Generally speaking, five months is not a very long span of time. But five months can also be a long enough period of time to completely transform things for an individual. For example: Keegan Murray.
If you had told me at the end of October, on the cusp of the 2021-22 college basketball season, that he was going to be a strong contender for Big Ten Player of the Year, the Most Outstanding Player in the Big Ten Tournament, a consensus first team All-American, and a likely NBA Lottery pick, I would have asked you to pass the bottle so I could take a swig of whatever you were drinking. But five months later, here we are -- all of those things actually happened as Keegan had one of the best statistical seasons of the last 20 years and now he's headed to the NBA.
He expanded on his decision here:
The transformation of Keegan Murray from 2020-21 to 2021-22 is truly one of the most astounding things I've ever beheld -- not just as an Iowa fan, but as a sports fan. He was good last year -- 7.2 ppg, 5.1 rpg, and 2.1 steals + blocks per game made him an extremely effective sixth man for the Hawkeyes -- and we knew he would have a lot more opportunities this year in the absence of Luka Garza down low. But I don't think anyone expected him to explode like he did this season.

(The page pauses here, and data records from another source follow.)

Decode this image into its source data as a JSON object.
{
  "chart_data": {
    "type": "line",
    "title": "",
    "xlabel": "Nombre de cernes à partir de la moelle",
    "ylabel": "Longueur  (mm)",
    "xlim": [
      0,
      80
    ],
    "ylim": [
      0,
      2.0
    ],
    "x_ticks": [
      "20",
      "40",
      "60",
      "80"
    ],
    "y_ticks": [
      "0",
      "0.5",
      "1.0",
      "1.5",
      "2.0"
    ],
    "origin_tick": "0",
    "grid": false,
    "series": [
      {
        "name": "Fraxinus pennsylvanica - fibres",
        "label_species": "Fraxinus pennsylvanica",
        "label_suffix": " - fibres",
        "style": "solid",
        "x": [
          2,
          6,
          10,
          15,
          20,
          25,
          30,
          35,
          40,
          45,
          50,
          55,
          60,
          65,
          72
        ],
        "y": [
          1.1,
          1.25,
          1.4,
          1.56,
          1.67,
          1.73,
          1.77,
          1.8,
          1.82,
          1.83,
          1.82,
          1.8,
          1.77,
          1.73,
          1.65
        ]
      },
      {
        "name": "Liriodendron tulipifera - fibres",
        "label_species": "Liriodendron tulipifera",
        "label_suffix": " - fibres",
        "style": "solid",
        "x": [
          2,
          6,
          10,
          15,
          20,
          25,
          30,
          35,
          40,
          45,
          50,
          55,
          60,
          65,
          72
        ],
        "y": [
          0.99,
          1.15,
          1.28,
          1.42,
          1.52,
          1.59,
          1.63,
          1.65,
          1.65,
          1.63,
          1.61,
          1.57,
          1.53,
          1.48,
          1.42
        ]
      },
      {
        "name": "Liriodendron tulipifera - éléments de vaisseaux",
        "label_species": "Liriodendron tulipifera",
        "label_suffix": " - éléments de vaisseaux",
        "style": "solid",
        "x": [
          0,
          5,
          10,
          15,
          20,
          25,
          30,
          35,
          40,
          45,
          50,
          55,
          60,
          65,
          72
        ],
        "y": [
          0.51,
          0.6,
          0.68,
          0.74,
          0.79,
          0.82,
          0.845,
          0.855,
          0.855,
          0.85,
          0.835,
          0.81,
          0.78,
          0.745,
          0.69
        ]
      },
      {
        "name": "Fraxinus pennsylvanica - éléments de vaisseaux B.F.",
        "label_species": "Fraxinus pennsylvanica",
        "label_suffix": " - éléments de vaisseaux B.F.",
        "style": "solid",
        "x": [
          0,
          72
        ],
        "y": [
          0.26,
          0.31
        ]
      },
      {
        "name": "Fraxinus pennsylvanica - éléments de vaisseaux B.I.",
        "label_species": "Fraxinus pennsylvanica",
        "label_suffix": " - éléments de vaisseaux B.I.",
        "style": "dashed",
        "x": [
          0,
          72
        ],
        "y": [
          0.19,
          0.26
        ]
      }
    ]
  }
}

He ranked first in the nation in Player Efficiency Rating (37.8) and fourth in scoring (23.5), though he was tops among players from a major conference and he topped 20+ points 26 times this season and exceeded 25+ points 16 times, both of which were best in the nation. Not only could Murray put the ball in the bucket, but he could do it with ease and at every level; he was just as apt to launch a three over your head as he was to spin by you and dunk on your head. And god help you if he got the ball in transition. But he was more than just a scorer as well -- he averaged 8.7 rebounds per game and his 10 double-doubles were 51st in the nation. He also averaged almost two blocks a game (1.94) and was a consistent disruptive force on defense.

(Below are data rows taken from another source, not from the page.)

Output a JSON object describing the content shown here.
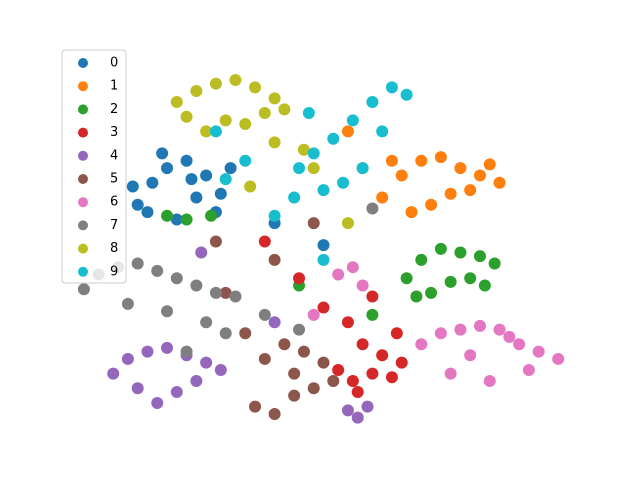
{
  "chart_data": {
    "type": "scatter",
    "xlim": [
      0,
      100
    ],
    "ylim": [
      0,
      100
    ],
    "legend": "upper left",
    "series": [
      {
        "name": "0",
        "color": "#1f77b4",
        "x": [
          12,
          15,
          18,
          22,
          26,
          29,
          14,
          20,
          24,
          17,
          28,
          11,
          23,
          31,
          40,
          50
        ],
        "values": [
          60,
          66,
          70,
          72,
          68,
          63,
          58,
          56,
          62,
          74,
          58,
          65,
          67,
          70,
          55,
          49
        ]
      },
      {
        "name": "1",
        "color": "#ff7f0e",
        "x": [
          62,
          66,
          70,
          74,
          78,
          82,
          86,
          72,
          68,
          76,
          80,
          64,
          84,
          58,
          55
        ],
        "values": [
          62,
          68,
          72,
          73,
          70,
          68,
          66,
          60,
          58,
          63,
          64,
          72,
          71,
          70,
          80
        ]
      },
      {
        "name": "2",
        "color": "#2ca02c",
        "x": [
          67,
          70,
          74,
          78,
          82,
          85,
          72,
          76,
          80,
          69,
          83,
          18,
          22,
          27,
          45,
          60
        ],
        "values": [
          40,
          45,
          48,
          47,
          46,
          44,
          36,
          39,
          40,
          35,
          38,
          57,
          56,
          57,
          38,
          30
        ]
      },
      {
        "name": "3",
        "color": "#d62728",
        "x": [
          53,
          56,
          60,
          64,
          58,
          62,
          66,
          55,
          50,
          45,
          60,
          38,
          57,
          65
        ],
        "values": [
          15,
          12,
          14,
          13,
          22,
          19,
          17,
          28,
          32,
          40,
          35,
          50,
          9,
          25
        ]
      },
      {
        "name": "4",
        "color": "#9467bd",
        "x": [
          7,
          10,
          14,
          18,
          22,
          26,
          29,
          12,
          20,
          24,
          16,
          55,
          57,
          59,
          25,
          40
        ],
        "values": [
          14,
          18,
          20,
          21,
          19,
          17,
          15,
          10,
          9,
          12,
          6,
          4,
          2,
          5,
          47,
          28
        ]
      },
      {
        "name": "5",
        "color": "#8c564b",
        "x": [
          36,
          40,
          44,
          48,
          52,
          38,
          42,
          46,
          50,
          34,
          44,
          30,
          28,
          40,
          48
        ],
        "values": [
          5,
          3,
          8,
          10,
          12,
          18,
          22,
          20,
          17,
          25,
          14,
          36,
          50,
          45,
          55
        ]
      },
      {
        "name": "6",
        "color": "#e377c2",
        "x": [
          70,
          74,
          78,
          82,
          86,
          90,
          94,
          98,
          76,
          84,
          92,
          88,
          80,
          53,
          56,
          58,
          48
        ],
        "values": [
          22,
          25,
          26,
          27,
          26,
          22,
          20,
          18,
          14,
          12,
          15,
          24,
          19,
          41,
          43,
          38,
          30
        ]
      },
      {
        "name": "7",
        "color": "#7f7f7f",
        "x": [
          1,
          4,
          8,
          12,
          16,
          20,
          24,
          28,
          32,
          10,
          18,
          26,
          30,
          22,
          38,
          45,
          60
        ],
        "values": [
          37,
          41,
          43,
          44,
          42,
          40,
          38,
          36,
          35,
          33,
          31,
          28,
          25,
          20,
          30,
          26,
          59
        ]
      },
      {
        "name": "8",
        "color": "#bcbd22",
        "x": [
          20,
          24,
          28,
          32,
          36,
          40,
          42,
          22,
          30,
          38,
          26,
          34,
          40,
          46,
          48,
          35,
          55
        ],
        "values": [
          88,
          91,
          93,
          94,
          92,
          89,
          86,
          84,
          83,
          85,
          80,
          82,
          77,
          75,
          70,
          65,
          55
        ]
      },
      {
        "name": "9",
        "color": "#17becf",
        "x": [
          45,
          48,
          52,
          56,
          60,
          64,
          67,
          50,
          54,
          58,
          62,
          47,
          44,
          40,
          34,
          28,
          50,
          30
        ],
        "values": [
          70,
          74,
          78,
          83,
          88,
          92,
          90,
          64,
          66,
          70,
          80,
          85,
          62,
          57,
          72,
          80,
          45,
          67
        ]
      }
    ]
  }
}
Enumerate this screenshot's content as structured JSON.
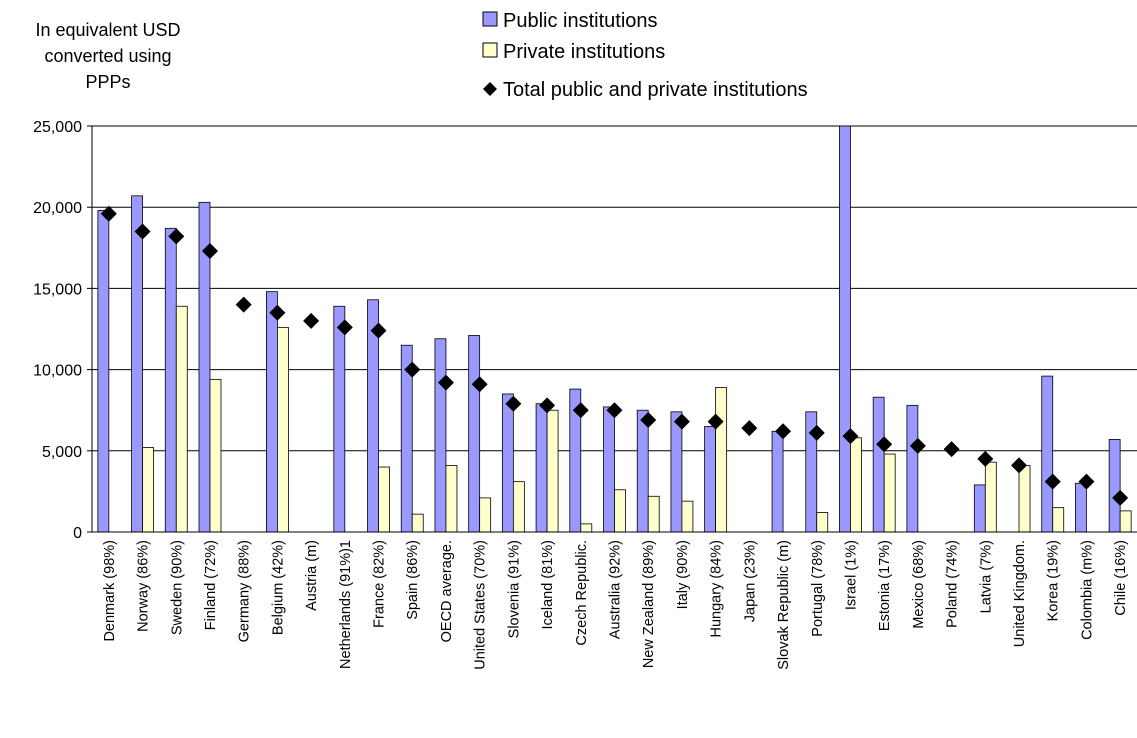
{
  "chart_data": {
    "type": "bar",
    "ylabel_lines": [
      "In equivalent USD",
      "converted using",
      "PPPs"
    ],
    "legend_position": "top-center",
    "grid": true,
    "ylim": [
      0,
      25000
    ],
    "yticks": [
      "0",
      "5,000",
      "10,000",
      "15,000",
      "20,000",
      "25,000"
    ],
    "categories": [
      "Denmark (98%)",
      "Norway (86%)",
      "Sweden (90%)",
      "Finland (72%)",
      "Germany (88%)",
      "Belgium (42%)",
      "Austria (m)",
      "Netherlands (91%)1",
      "France (82%)",
      "Spain (86%)",
      "OECD average.",
      "United States (70%)",
      "Slovenia (91%)",
      "Iceland (81%)",
      "Czech Republic.",
      "Australia (92%)",
      "New Zealand (89%)",
      "Italy (90%)",
      "Hungary (84%)",
      "Japan (23%)",
      "Slovak Republic (m)",
      "Portugal (78%)",
      "Israel (1%)",
      "Estonia (17%)",
      "Mexico (68%)",
      "Poland (74%)",
      "Latvia (7%)",
      "United Kingdom.",
      "Korea (19%)",
      "Colombia (m%)",
      "Chile (16%)"
    ],
    "series": [
      {
        "name": "Public institutions",
        "kind": "bar",
        "color": "#9999ff",
        "values": [
          19800,
          20700,
          18700,
          20300,
          null,
          14800,
          null,
          13900,
          14300,
          11500,
          11900,
          12100,
          8500,
          7900,
          8800,
          7700,
          7500,
          7400,
          6500,
          null,
          6200,
          7400,
          25000,
          8300,
          7800,
          null,
          2900,
          null,
          9600,
          3000,
          5700
        ]
      },
      {
        "name": "Private institutions",
        "kind": "bar",
        "color": "#ffffcc",
        "values": [
          null,
          5200,
          13900,
          9400,
          null,
          12600,
          null,
          null,
          4000,
          1100,
          4100,
          2100,
          3100,
          7500,
          500,
          2600,
          2200,
          1900,
          8900,
          null,
          null,
          1200,
          5800,
          4800,
          null,
          null,
          4300,
          4100,
          1500,
          null,
          1300
        ]
      },
      {
        "name": "Total public and private institutions",
        "kind": "marker",
        "color": "#000000",
        "values": [
          19600,
          18500,
          18200,
          17300,
          14000,
          13500,
          13000,
          12600,
          12400,
          10000,
          9200,
          9100,
          7900,
          7800,
          7500,
          7500,
          6900,
          6800,
          6800,
          6400,
          6200,
          6100,
          5900,
          5400,
          5300,
          5100,
          4500,
          4100,
          3100,
          3100,
          2100
        ]
      }
    ]
  }
}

All of that statistical excellence -- combined with his obvious physical and athletic gifts as a bouncy 6'8" forward with impressive leaping ability, wingspan, and lateral quickness -- has made all NBA Draft Lottery buzz go from somewhat wishful thinking before the season into a stone cold lock. He's a fixture in the lottery in NBA mock drafts, often in the 6-10 range. If Murray is selected in that range, it would place in some truly rarefied air. No Iowa player has gone in the first round since Ricky Davis was selected 21st in 1998. Only four Iowa players have ever been selected in the Top 10: Ronnie Lester (#10, 1980), Fred Brown (#6, 1971), John Johnson (#7, 1970), and Chuck Darling (#9, 1952).

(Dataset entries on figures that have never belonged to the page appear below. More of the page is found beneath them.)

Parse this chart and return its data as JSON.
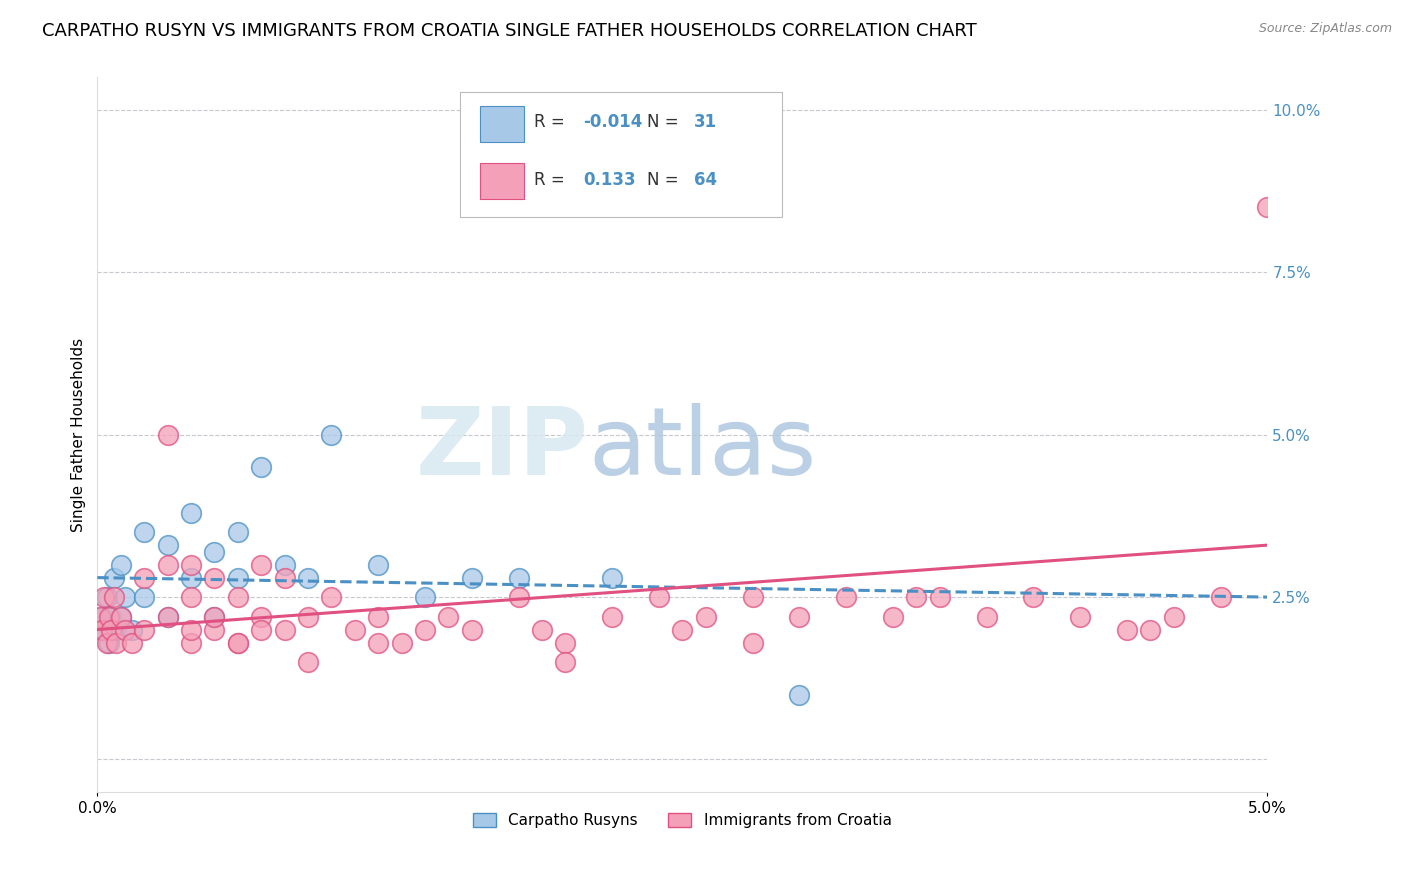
{
  "title": "CARPATHO RUSYN VS IMMIGRANTS FROM CROATIA SINGLE FATHER HOUSEHOLDS CORRELATION CHART",
  "source": "Source: ZipAtlas.com",
  "ylabel": "Single Father Households",
  "xlim": [
    0.0,
    0.05
  ],
  "ylim": [
    -0.005,
    0.105
  ],
  "yticks": [
    0.0,
    0.025,
    0.05,
    0.075,
    0.1
  ],
  "ytick_labels": [
    "",
    "2.5%",
    "5.0%",
    "7.5%",
    "10.0%"
  ],
  "color_blue": "#a8c8e8",
  "color_pink": "#f4a0b8",
  "line_color_blue": "#4a90c4",
  "line_color_pink": "#e05080",
  "label1": "Carpatho Rusyns",
  "label2": "Immigrants from Croatia",
  "watermark_zip": "ZIP",
  "watermark_atlas": "atlas",
  "blue_scatter_x": [
    0.0002,
    0.0003,
    0.0004,
    0.0005,
    0.0006,
    0.0007,
    0.0008,
    0.001,
    0.001,
    0.0012,
    0.0015,
    0.002,
    0.002,
    0.003,
    0.003,
    0.004,
    0.004,
    0.005,
    0.005,
    0.006,
    0.006,
    0.007,
    0.008,
    0.009,
    0.01,
    0.012,
    0.014,
    0.016,
    0.018,
    0.022,
    0.03
  ],
  "blue_scatter_y": [
    0.022,
    0.02,
    0.025,
    0.018,
    0.022,
    0.028,
    0.02,
    0.03,
    0.022,
    0.025,
    0.02,
    0.035,
    0.025,
    0.033,
    0.022,
    0.038,
    0.028,
    0.032,
    0.022,
    0.035,
    0.028,
    0.045,
    0.03,
    0.028,
    0.05,
    0.03,
    0.025,
    0.028,
    0.028,
    0.028,
    0.01
  ],
  "pink_scatter_x": [
    0.0001,
    0.0002,
    0.0003,
    0.0004,
    0.0005,
    0.0006,
    0.0007,
    0.0008,
    0.001,
    0.0012,
    0.0015,
    0.002,
    0.002,
    0.003,
    0.003,
    0.004,
    0.004,
    0.005,
    0.005,
    0.006,
    0.006,
    0.007,
    0.007,
    0.008,
    0.008,
    0.009,
    0.01,
    0.011,
    0.012,
    0.013,
    0.014,
    0.015,
    0.016,
    0.018,
    0.019,
    0.02,
    0.022,
    0.024,
    0.025,
    0.026,
    0.028,
    0.03,
    0.032,
    0.034,
    0.036,
    0.038,
    0.04,
    0.042,
    0.044,
    0.046,
    0.048,
    0.003,
    0.004,
    0.005,
    0.006,
    0.007,
    0.009,
    0.012,
    0.02,
    0.028,
    0.035,
    0.045,
    0.05,
    0.004
  ],
  "pink_scatter_y": [
    0.022,
    0.02,
    0.025,
    0.018,
    0.022,
    0.02,
    0.025,
    0.018,
    0.022,
    0.02,
    0.018,
    0.028,
    0.02,
    0.03,
    0.022,
    0.025,
    0.018,
    0.028,
    0.02,
    0.025,
    0.018,
    0.03,
    0.022,
    0.028,
    0.02,
    0.022,
    0.025,
    0.02,
    0.022,
    0.018,
    0.02,
    0.022,
    0.02,
    0.025,
    0.02,
    0.018,
    0.022,
    0.025,
    0.02,
    0.022,
    0.025,
    0.022,
    0.025,
    0.022,
    0.025,
    0.022,
    0.025,
    0.022,
    0.02,
    0.022,
    0.025,
    0.05,
    0.03,
    0.022,
    0.018,
    0.02,
    0.015,
    0.018,
    0.015,
    0.018,
    0.025,
    0.02,
    0.085,
    0.02
  ],
  "blue_line_x": [
    0.0,
    0.05
  ],
  "blue_line_y": [
    0.028,
    0.025
  ],
  "pink_line_x": [
    0.0,
    0.05
  ],
  "pink_line_y": [
    0.02,
    0.033
  ],
  "background_color": "#ffffff",
  "grid_color": "#c8c8d0",
  "title_fontsize": 13,
  "axis_fontsize": 11,
  "tick_fontsize": 11,
  "r_color": "#4a90c4",
  "legend_text_color": "#333333"
}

When you're being talked about as a likely Top 10 pick, your NBA Draft decision is pretty much a no-brainer. NIL makes it possible to earn more money as a college athlete than was previously possible -- but ads for Estela's Fresh Mex aren't in the same ballpark as NBA Top 10 draft pick salaries. Ziaire Williams was the 10th overall pick last year and he signed a 4-year contract worth $19.9 million.
I feel only profound gratitude for being able to watch what Keegan Murray did this year at Iowa. He was an incredibly thrilling, stupendously entertaining force of nature on the basketball court. In one of his Hyball columns this year, Bobby described Keegan as a player who "glides," which is a very apt way to describe his game. He glided his way through our lives as Iowa fans over the last two seasons -- and I'm so glad we got to see it. Good luck and godspeed in the NBA, Keegs.